Get some light exposure
Most of the symptoms of SAD are caused by too little sunlight, so the more you can correct for that, the less severe your symptoms will be. There are a number of ways to to this. The simplest is just to spend more time outside, even if it’s cold or overcast. This helps wake you up, especially if the sun’s not out when you get up in the morning. It also exposes you to fresh air, which is much cleaner than indoor air. You also get a little bit of vitamin D, even though you probably don’t have much skin exposed to the sunlight. You may also consider finding ways to let more light into the house, whether it’s just opening the curtains, or painting the walls a lighter color. The next step would be to consider artificial light sources. You may want to get a lightbox. That’s a full-spectrum light you can set on your breakfast table or your desk at work. About 30 minutes a day in front of a light box has been shown to reduce the symptoms of SAD. You may also want to consider a light-up alarm clock. These gradually turn on a full-spectrum light to wake you up in the morning, compensating for the late sunrise.

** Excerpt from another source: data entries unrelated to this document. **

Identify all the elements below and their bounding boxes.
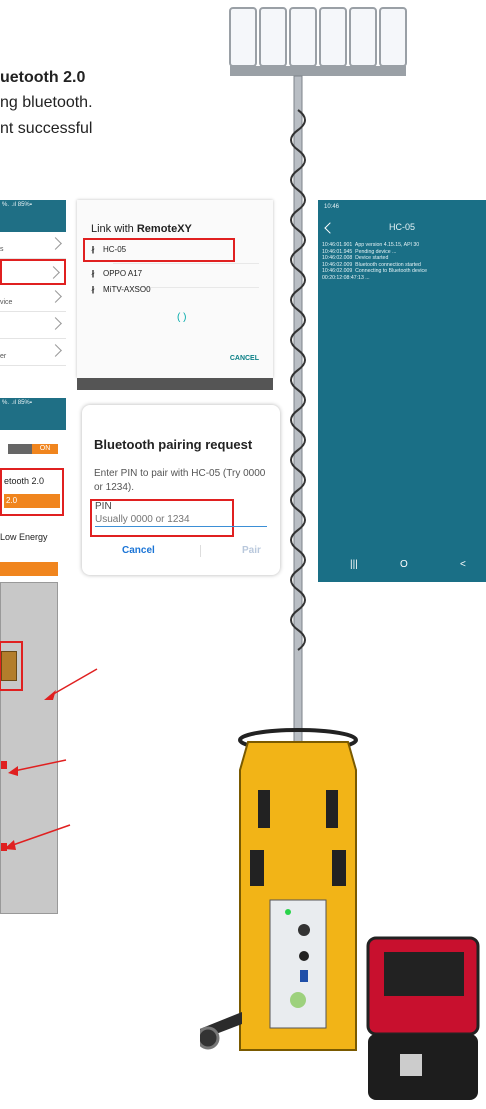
device-item[interactable]: ∦ MiTV-AXSO0 (91, 285, 151, 294)
bluetooth-icon: ∦ (91, 245, 95, 254)
device-item[interactable]: ∦ HC-05 (91, 245, 126, 254)
bluetooth-icon: ∦ (91, 285, 95, 294)
pin-label: PIN (95, 501, 112, 512)
loading-spinner: ( ) (177, 312, 187, 323)
link-dialog-title: Link with RemoteXY (91, 223, 192, 235)
device-item[interactable]: ∦ OPPO A17 (91, 269, 142, 278)
light-tower-illustration (200, 7, 480, 1100)
bluetooth-icon: ∦ (91, 269, 95, 278)
cancel-button[interactable]: Cancel (122, 545, 155, 556)
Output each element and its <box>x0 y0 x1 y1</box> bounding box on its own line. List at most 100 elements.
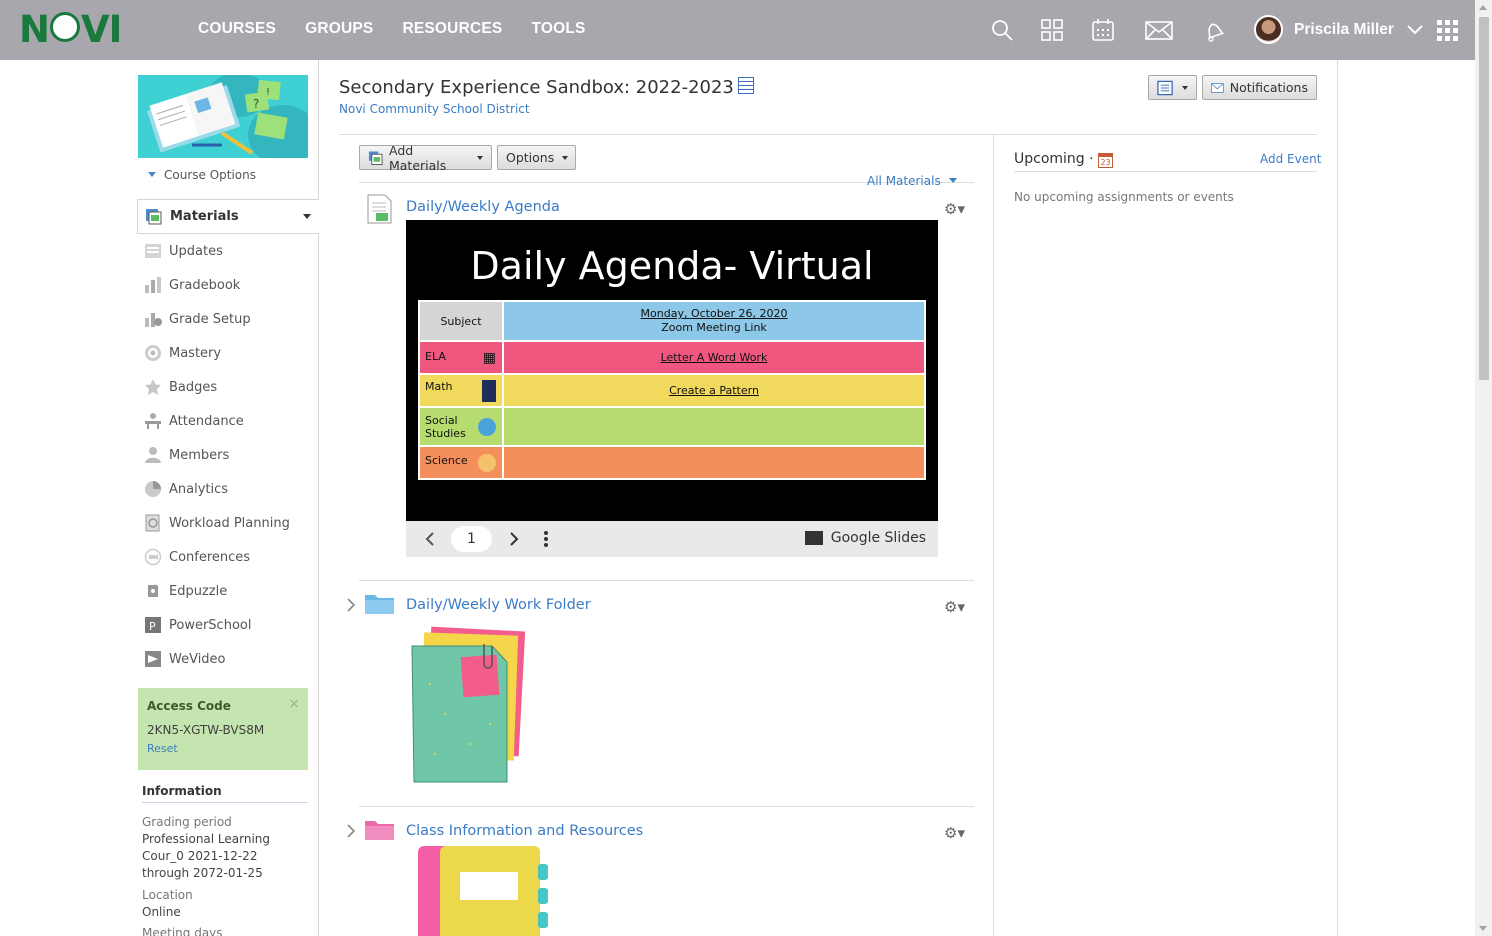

One reason people feel so awful in the winter is that they just want to stay cozy inside instead of getting exercise outside. Exercise has many benefits that improve your health and mood. Fight the temptation to hibernate. Take a walk, even if it’s chilly. Consider joining a gym so you can get a bit of exercise even when it’s cold and dark outside.
Getting together with friends is an excellent way to spend a cold winter evening. Socializing is one of the best ways to improve your mood. And feeling a greater sense of social connection is one of the best ways to reduce stress and anxiety. Just be careful of drinking alcohol and eating sweets. They may be part of hygge, but they can also make depression much worse.
When you experience SAD, you want to eat a lot more, especially sugar and carbs. Unfortunately, these will probably make you feel worse by crashing your blood sugar and making you gain weight. Instead, stick to healthy foods, especially fruits and vegetables, whole grains, nuts, beans, and fish. These will keep your blood sugar stable and promote healthy brain function.